Recorremos largas distancias en armonía por esas amplias carreteras de otros países, pero aquí hay que pegar bocinazos frenéticos para que se avance en un interminable tapón y detenerse en plena vía para usarla de baño a plena luz del día, si la urgencia apremia. El mimetismo se verifica desde que arribamos al aeropuerto de nuestro destino, aun con las incomodidades de migración, no se osa siquiera pensar en protestar contra los guardianes, aunque con los criollos no se tenga ese prurito para luego alegar que nos desconsideraron y que hemos sido víctimas de maltratos y abusos.
Respetamos las señales de tránsito, nos ponemos los cinturones de seguridad y nos parqueamos donde es debido porque estamos más que conscientes de que no saldríamos ilesos en otro lugar y que en el extranjero no valen las llamadas, tarjetas o apellidos.

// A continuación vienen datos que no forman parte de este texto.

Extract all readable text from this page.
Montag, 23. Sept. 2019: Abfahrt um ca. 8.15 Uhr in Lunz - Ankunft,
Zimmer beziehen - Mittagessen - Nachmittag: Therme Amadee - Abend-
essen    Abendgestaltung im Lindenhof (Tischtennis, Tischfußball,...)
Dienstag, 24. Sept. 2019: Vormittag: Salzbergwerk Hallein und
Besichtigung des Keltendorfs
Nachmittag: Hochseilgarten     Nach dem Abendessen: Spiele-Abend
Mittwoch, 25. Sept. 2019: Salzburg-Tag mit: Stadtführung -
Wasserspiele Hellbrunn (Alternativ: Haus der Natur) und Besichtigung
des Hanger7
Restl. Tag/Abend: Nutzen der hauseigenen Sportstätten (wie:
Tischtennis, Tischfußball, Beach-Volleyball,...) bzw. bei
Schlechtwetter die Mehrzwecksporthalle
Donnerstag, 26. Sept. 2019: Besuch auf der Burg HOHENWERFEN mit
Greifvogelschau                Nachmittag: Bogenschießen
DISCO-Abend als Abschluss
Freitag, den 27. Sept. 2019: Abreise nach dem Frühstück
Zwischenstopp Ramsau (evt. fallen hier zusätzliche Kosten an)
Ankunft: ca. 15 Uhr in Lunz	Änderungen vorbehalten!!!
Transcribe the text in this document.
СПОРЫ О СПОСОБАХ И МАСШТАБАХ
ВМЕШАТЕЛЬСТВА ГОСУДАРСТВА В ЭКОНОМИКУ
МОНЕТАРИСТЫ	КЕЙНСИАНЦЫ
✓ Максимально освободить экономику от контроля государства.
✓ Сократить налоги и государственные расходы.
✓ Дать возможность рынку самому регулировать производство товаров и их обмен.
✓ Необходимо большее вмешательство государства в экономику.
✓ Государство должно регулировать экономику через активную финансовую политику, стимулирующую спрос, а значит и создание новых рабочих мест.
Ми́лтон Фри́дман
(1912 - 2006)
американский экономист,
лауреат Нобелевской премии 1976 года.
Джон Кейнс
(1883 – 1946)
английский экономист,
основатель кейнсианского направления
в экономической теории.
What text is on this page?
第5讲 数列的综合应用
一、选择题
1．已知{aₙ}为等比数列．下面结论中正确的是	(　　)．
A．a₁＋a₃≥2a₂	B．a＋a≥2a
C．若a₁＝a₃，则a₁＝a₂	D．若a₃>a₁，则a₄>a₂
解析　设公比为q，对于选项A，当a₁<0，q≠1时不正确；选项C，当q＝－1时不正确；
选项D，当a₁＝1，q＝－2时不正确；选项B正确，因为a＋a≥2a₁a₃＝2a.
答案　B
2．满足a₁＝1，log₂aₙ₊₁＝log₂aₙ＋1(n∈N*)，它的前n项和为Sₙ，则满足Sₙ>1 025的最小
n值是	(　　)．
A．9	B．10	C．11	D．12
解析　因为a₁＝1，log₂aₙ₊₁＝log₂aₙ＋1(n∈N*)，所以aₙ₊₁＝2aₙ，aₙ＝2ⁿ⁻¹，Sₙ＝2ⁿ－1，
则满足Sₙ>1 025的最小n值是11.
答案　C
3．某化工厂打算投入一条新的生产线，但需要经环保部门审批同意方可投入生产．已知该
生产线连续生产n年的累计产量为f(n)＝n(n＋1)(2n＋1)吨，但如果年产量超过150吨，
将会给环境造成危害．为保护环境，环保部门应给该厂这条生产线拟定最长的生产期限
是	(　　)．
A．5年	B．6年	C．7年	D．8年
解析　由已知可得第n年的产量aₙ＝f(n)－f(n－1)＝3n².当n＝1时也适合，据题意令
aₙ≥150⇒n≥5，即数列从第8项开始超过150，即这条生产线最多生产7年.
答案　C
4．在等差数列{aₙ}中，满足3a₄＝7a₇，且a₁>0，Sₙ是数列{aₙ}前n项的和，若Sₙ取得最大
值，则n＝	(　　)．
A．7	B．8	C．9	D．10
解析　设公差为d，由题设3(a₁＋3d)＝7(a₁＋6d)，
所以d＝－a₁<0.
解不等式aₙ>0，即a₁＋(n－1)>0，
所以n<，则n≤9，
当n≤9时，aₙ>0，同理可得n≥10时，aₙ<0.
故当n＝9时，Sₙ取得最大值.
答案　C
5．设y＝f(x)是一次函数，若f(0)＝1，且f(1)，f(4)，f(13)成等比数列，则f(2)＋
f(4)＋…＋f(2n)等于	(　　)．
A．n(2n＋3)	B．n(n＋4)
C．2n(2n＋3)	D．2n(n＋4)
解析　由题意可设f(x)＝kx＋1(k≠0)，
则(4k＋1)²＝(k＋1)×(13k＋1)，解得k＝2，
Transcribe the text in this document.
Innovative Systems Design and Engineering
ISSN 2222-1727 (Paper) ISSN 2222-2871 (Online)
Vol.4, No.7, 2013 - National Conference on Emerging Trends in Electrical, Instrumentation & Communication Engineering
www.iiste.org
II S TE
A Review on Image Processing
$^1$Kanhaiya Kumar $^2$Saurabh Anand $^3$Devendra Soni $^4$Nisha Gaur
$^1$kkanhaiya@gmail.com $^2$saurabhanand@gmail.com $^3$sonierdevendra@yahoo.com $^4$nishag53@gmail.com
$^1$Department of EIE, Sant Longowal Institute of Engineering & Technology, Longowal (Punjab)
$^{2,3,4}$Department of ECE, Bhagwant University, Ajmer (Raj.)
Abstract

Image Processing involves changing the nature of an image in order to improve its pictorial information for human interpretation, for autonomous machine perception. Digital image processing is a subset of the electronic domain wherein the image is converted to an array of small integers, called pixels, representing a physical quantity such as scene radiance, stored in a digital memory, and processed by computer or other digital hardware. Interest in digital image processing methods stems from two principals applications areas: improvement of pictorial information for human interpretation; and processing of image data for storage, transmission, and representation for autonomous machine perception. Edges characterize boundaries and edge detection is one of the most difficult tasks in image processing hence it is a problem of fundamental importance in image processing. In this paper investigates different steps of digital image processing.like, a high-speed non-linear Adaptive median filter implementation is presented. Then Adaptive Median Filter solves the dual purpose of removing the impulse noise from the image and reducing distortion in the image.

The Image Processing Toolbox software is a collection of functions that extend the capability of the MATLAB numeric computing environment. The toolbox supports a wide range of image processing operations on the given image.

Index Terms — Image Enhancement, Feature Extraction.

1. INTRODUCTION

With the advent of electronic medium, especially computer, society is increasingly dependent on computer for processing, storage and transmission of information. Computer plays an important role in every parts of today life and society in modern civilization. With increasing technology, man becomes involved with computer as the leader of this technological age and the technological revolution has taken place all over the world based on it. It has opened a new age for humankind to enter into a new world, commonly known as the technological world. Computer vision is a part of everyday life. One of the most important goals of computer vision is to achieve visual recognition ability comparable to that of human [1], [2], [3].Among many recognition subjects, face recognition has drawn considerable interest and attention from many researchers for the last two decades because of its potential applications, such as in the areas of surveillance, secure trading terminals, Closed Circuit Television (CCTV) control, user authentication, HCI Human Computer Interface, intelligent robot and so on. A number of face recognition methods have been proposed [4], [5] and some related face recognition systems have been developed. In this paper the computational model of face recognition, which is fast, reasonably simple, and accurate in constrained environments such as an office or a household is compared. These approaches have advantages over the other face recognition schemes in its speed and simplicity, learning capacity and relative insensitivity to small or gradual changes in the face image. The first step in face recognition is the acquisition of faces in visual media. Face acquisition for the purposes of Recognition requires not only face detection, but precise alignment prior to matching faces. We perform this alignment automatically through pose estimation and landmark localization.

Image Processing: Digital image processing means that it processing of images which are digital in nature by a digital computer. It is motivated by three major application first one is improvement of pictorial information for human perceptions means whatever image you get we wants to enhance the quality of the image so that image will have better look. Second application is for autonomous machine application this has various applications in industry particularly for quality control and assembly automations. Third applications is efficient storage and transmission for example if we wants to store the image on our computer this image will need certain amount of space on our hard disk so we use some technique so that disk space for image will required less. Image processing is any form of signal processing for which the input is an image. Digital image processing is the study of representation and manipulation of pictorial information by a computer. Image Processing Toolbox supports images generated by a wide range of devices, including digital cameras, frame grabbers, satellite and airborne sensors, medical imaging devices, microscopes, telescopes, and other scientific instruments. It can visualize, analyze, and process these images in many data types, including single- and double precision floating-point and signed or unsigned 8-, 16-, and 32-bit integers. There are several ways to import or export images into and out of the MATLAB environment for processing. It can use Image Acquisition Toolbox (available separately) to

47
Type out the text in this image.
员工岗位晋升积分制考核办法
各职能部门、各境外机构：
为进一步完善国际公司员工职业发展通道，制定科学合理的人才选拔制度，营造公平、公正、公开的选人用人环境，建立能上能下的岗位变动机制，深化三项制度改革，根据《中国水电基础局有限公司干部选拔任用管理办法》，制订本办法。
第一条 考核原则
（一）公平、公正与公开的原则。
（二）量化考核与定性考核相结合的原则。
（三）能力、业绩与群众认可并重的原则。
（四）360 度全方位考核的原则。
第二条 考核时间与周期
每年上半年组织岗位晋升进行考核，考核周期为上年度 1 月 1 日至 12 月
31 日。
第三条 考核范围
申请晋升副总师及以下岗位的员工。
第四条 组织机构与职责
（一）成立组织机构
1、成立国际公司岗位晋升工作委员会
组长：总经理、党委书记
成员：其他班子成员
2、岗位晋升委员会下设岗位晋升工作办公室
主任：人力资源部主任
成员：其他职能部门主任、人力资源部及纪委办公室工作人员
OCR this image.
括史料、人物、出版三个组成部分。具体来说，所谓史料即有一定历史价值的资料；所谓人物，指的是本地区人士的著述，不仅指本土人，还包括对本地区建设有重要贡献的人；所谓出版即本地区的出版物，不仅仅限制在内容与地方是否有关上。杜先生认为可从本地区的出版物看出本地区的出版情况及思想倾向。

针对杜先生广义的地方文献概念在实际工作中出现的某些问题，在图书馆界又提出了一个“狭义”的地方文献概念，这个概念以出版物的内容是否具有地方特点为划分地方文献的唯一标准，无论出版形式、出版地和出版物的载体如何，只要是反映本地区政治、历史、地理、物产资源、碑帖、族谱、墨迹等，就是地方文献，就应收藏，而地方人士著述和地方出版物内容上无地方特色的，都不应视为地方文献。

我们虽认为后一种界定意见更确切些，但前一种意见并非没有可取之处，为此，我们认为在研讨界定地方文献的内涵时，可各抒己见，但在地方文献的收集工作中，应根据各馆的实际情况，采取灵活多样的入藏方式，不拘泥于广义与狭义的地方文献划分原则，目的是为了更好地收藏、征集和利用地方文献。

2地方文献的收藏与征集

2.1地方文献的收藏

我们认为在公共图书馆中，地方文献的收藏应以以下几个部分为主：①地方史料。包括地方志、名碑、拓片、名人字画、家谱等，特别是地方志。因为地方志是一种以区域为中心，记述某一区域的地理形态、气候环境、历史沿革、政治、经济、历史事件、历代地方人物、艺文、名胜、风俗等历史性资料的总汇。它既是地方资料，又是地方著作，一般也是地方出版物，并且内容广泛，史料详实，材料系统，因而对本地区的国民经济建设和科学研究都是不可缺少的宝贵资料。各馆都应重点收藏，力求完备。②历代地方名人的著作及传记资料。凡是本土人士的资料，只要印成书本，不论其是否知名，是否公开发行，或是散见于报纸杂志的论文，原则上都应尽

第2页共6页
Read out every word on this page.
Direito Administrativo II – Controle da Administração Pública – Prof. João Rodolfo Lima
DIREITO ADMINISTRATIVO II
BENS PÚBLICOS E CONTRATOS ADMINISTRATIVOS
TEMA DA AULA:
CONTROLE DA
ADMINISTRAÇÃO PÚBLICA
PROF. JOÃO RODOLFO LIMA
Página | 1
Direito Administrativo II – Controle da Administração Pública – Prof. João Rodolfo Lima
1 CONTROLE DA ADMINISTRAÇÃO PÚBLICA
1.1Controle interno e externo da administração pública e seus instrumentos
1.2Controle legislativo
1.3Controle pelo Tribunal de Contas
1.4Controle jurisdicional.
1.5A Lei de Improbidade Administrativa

Somos, cual espejo, un reflejo de aquello que observamos porque se imita lo que se ve. Allá, como aquí, hay múltiples leyes y numerosas autoridades para hacerlas cumplir, pero, aparentemente, si somos subdesarrollados, no es por la escasez de recursos o limitaciones económicas, es porque, en nuestra pobreza mental, parecería que es más cómodo ser mediocres.